The Galaxy Y (right) is touch-only, to rival that of the iPhone, while the BlackBerry competitor is the Galaxy Y Pro (left), which includes a fully-fledged QWERTY-keyboard.

However, the phones are not as powerful as one might had hoped.

Part of Samsung's simplified phone naming strategy, there will be five distinct classes of phones.

Ranging from "Y" entry level phones -- which stands for "Young" -- through to "S" for premium models, each class will have additional markers to indicate specific functionality of that device.

Directly competing with the new range of BlackBerry Curve's -- Research in Motion's entry-level smartphone -- the two are similar in power, in that both of them are frankly underpowered.

Both have a 2-megapixel camera, Bluetooth 3.0 and Wi-Fi 802.11n with faster wireless transfer speeds, but a measly 832Mhz processor.

The Galaxy Y Pro also launches with enterprise features, for graduate students going into the work environment, including Cisco Mobile and WebEx.

Pricing has yet to be announced.

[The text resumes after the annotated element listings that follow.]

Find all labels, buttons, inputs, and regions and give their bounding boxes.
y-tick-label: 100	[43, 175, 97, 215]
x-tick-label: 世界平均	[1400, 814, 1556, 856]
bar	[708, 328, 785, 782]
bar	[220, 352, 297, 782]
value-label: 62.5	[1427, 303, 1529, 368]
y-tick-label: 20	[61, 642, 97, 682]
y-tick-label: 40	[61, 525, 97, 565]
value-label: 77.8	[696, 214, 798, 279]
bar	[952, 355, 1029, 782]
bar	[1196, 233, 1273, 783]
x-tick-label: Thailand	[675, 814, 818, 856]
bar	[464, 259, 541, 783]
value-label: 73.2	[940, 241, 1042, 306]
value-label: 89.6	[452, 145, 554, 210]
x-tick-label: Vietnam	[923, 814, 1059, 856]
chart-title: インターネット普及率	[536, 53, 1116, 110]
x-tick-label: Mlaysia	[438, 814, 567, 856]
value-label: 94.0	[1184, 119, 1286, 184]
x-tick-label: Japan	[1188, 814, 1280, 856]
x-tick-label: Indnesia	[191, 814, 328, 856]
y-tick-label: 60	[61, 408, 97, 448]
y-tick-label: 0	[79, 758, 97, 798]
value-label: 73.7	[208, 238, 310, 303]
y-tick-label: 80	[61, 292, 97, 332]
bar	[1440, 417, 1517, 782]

Considering the Samsung Galaxy Tab tablet, a lack lustre competitor to Apple's iPad was priced at the same rate; one can only hope that Samsung does not make the same mistake twice.

To compete with the BlackBerry and the iPhone -- the two phones announced today need to cost less, and subsidies by the carrier need to cost the targeted Generation Y user less per month, too.

But whether the brand power of the Galaxy is powerful enough to rival that of competing BlackBerry and iPhone brands -- well, I think we all know the answer to that.